Google AI introduces Gemini embedding: a novel embedding model

Latest advances in embedding models focus on transforming common text representations such as semantic similarity, clustering, and classification. Traditional embedding models, such as the Universal Sentence Encoder and Sentence-T5, are designed to provide universal text representations, but recent research highlights their limitations in generalization. Therefore, integrated LLM has revolutionized embedded model development through two main approaches: improving training datasets through synthetic data generation and hard mining, and initializing with pre-trained LLM parameters. These methods significantly enhance embedding quality and downstream task performance, but increase computational costs.
Recent research has also explored adapting pre-trained LLM to embed tasks. Sonion-Bert, DPR and Contriever demonstrate the benefits of contrast learning and language-sensitivity training to embed quality. Recently, models such as E5-combination and LABSE, which were initially launched from LLM main chains such as GPT-3 and Mistral, performed better than traditional BERT and T5-based embeddings. Despite their success, these models often require large intraditional data sets, resulting in overfitting. Efforts like MTEB are designed to benchmark models across a variety of tasks and areas, thereby promoting stronger generalization capabilities in future research.
Google’s Gemini Embedding team introduced Gemini Embedding, a state-of-the-art model that generates highly universal text representations. It builds on Google’s powerful Gemini big language model, which leverages multilingual and code comprehension capabilities to enhance the quality of embedding across different tasks such as retrieval and semantic similarity. The model is trained using a high-quality heterogeneous dataset that curates the filtering of Gemini, selects positive/negative paragraphs, and generates synthetic data. Gemini Embed Gemini implements the latest performance of a large number of multilingual text embedding benchmarks (MMTEBs) through contrast learning and fine-tuning, surpassing previous models of multilingual, English and code benchmarks.
The Gemini embedding model is built on a wide range of Gemini knowledge to generate representations of tasks such as retrieval, classification, and ranking. It perfects Gemini’s initialization parameters and adopts a merge strategy to create compact embeddings. The model is trained using isolated negative negative negative quality adversarial estimation (NCE) losses, while the multi-loss approach is suitable for embeddings between sub-dimensionalities. The training process consists of a two-stage pipeline: preprocessing in large data sets and fine-tuning of different tasks. Furthermore, the model combination enhances the generalization. Gemini also helps in synthesis of data generation, filtering, and hard mining to improve the performance of models in multilingual and retrieval tasks.
Gemini embedding models were evaluated across multiple benchmarks, including multilingual, English, and code-based tasks, covering over 250 languages. It exhibits excellent classification, clustering and retrieval performance, always surpassing other leading models. The model achieved the highest ranking based on Borda scores and performed well in the translingual retrieval task. Furthermore, even if certain tasks are excluded, it outperforms its competitors in terms of code-related evaluations. These results highlight Gemini embedding as an efficient multilingual embedding model that provides state-of-the-art performance across a variety of language and technical challenges.
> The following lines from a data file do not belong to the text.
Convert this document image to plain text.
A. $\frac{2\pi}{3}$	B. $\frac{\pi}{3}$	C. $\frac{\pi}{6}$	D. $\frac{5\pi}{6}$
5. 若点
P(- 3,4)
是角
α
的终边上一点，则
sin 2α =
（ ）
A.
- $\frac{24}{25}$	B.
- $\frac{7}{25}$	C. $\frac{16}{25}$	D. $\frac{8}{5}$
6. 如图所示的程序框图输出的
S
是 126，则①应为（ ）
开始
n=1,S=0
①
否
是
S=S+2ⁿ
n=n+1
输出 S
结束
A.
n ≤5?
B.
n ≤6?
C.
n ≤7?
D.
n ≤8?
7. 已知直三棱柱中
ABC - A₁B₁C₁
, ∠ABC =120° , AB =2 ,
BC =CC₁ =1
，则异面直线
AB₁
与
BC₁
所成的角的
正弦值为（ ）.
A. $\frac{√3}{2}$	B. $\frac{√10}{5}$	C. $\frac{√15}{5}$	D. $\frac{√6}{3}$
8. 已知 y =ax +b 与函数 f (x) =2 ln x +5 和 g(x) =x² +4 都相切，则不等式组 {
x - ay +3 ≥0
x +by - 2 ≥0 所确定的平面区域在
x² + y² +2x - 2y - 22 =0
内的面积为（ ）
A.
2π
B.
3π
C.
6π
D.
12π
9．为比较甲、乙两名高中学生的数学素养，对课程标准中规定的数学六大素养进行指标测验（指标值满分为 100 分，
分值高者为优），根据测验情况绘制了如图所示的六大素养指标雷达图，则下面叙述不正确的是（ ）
In summary, the Gemini Embedding Model is a robust multilingual embedding solution that excels in a variety of tasks including classification, retrieval, clustering, and ranking. Even if it is trained on English-only data, it shows strong generalization, and other models on multilingual benchmarks outperform others. To improve quality, the model benefits from synthetic data generation, dataset filtering, and hard mining. Future work aims to extend its capabilities to multimodal embedding, integrating text, images, video and audio. The evaluation of large-scale multilingual benchmarks confirms its strengths, making it a powerful tool for researchers and developers to seek efficient, high-performance embeddings.
Check Paper. All credits for this study are to the researchers on the project. Also, please stay tuned for us twitter And don’t forget to join us 80k+ ml subcolumn count.
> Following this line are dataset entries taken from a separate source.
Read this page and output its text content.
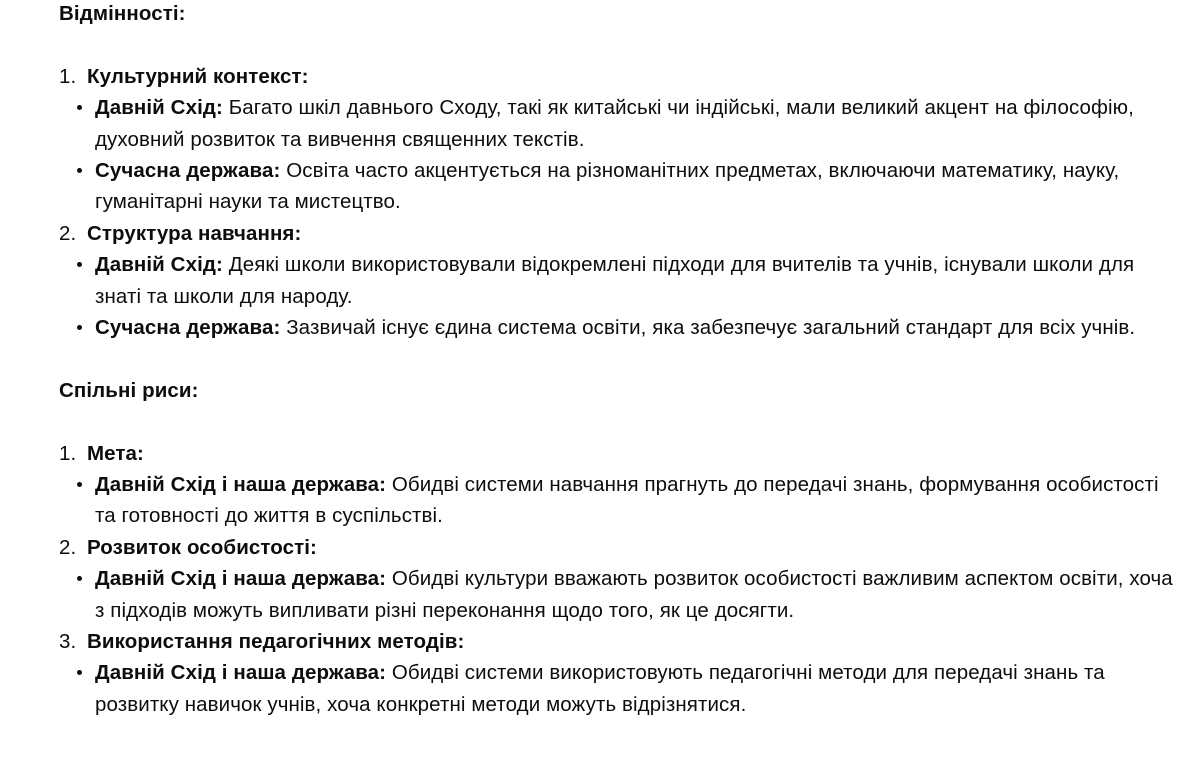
Відмінності:
1. Культурний контекст:
Давній Схід: Багато шкіл давнього Сходу, такі як китайські чи індійські, мали великий акцент на філософію, духовний розвиток та вивчення священних текстів.
Сучасна держава: Освіта часто акцентується на різноманітних предметах, включаючи математику, науку, гуманітарні науки та мистецтво.
2. Структура навчання:
Давній Схід: Деякі школи використовували відокремлені підходи для вчителів та учнів, існували школи для знаті та школи для народу.
Сучасна держава: Зазвичай існує єдина система освіти, яка забезпечує загальний стандарт для всіх учнів.
Спільні риси:
1. Мета:
Давній Схід і наша держава: Обидві системи навчання прагнуть до передачі знань, формування особистості та готовності до життя в суспільстві.
2. Розвиток особистості:
Давній Схід і наша держава: Обидві культури вважають розвиток особистості важливим аспектом освіти, хоча з підходів можуть випливати різні переконання щодо того, як це досягти.
3. Використання педагогічних методів:
Давній Схід і наша держава: Обидві системи використовують педагогічні методи для передачі знань та розвитку навичок учнів, хоча конкретні методи можуть відрізнятися.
Meet Parlant: LLM-first conversational AI framework designed to provide developers with the control and accuracy they need for AI customer service agents, leveraging behavioral guidelines and runtime supervision.
It is operated using an easy-to-use CLI
and local client SDK in Python and Typescript
.
Google AI post introduces Gemini embedding: a new embedding model initialized from a powerful Gemini large language model first appeared on Marktechpost.